Rien ne filtre sur la stratégie commerciale des Brasseries ivoiriennes, dans un secteur où le principal concurrent garde jalousement ses secrets et se méfie du moindre contact avec la presse. Or la clé de la réussite se situe là, en grande partie. « La bière, c’est avant tout une question de marketing, analyse Moussa Bouali, qui compte lui-même quatorze années d’expérience commerciale sur le marché ivoirien, dans une autre filiale du groupe Eurofind. Nous allons chercher à innover, à avoir une approche tournée vers le consommateur. Celui-ci mérite d’avoir le choix. » Les Brasseries ivoiriennes ont développé leur propre réseau de distribution, en mettant en place les dépôts agréés qui vendront leurs produits aux détaillants.

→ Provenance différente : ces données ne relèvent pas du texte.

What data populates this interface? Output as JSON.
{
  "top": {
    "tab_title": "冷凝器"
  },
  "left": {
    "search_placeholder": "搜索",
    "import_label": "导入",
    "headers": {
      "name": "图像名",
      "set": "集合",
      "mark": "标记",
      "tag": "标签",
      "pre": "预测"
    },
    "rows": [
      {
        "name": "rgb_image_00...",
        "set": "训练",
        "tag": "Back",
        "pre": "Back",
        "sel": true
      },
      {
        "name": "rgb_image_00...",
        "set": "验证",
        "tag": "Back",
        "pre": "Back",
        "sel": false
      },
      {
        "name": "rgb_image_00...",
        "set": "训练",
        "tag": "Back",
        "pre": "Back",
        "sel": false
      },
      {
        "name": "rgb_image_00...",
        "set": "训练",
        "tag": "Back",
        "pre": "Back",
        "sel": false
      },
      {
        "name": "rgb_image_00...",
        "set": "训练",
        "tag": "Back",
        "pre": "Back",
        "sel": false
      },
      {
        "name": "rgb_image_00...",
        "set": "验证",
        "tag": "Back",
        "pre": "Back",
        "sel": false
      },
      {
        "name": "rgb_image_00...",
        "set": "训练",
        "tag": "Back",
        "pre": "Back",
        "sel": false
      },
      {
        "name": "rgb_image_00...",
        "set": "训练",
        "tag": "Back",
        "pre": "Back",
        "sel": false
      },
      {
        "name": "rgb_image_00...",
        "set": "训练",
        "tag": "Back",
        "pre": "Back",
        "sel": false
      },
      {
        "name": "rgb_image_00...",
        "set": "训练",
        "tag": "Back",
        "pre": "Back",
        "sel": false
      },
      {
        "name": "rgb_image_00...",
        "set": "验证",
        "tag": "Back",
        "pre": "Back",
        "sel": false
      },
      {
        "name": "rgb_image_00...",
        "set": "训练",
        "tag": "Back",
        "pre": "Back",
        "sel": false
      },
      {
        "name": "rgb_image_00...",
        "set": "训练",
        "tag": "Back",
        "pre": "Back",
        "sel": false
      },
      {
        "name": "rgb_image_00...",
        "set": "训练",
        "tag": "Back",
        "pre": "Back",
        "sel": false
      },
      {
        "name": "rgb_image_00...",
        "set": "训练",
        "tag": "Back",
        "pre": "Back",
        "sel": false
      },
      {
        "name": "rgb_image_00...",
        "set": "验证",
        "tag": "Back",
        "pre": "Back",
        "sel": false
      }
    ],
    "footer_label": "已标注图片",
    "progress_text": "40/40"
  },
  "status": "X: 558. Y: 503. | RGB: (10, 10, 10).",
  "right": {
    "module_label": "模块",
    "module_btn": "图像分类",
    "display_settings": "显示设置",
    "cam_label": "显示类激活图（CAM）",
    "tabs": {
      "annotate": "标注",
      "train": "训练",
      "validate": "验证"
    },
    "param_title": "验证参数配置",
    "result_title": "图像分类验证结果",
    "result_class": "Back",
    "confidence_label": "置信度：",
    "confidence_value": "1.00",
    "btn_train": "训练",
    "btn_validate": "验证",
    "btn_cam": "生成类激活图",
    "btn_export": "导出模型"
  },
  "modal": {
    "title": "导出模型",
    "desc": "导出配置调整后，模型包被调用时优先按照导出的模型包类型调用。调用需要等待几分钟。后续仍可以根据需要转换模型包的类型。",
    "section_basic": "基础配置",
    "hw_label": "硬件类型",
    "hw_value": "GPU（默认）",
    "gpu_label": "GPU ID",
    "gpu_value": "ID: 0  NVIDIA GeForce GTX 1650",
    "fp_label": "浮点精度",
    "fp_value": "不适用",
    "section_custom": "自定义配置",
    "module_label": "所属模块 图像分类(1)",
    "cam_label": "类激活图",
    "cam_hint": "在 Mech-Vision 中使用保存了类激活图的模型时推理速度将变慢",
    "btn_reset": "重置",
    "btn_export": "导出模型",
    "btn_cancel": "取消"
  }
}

Sur le papier, le marché a largement assez de place pour un nouvel acteur. Aucune statistique officielle n’existe, mais selon la société de Bourse Hudson, la consommation nationale a atteint 4 millions d’hectolitres en 2012. Les Brasseries ivoiriennes, elles, parlent de 2,5 millions. « Le taux de croissance moyen du marché, important l’année dernière, s’explique par un rattrapage après la crise politico-militaire de 2011, affirme François Adjitin, analyste chez Hudson. À partir de 2013, nous estimons qu’il sera de 8 % par an. » Soit peu ou prou la capacité de la toute nouvelle usine des Brasseries ivoiriennes, de 250 000 hectolitres pour l’instant. Preuve que le nouveau venu, tout en introduisant un peu de compétition sur le marché, ne menacera pas de sitôt l’emprise du groupe Castel sur la bière ivoirienne.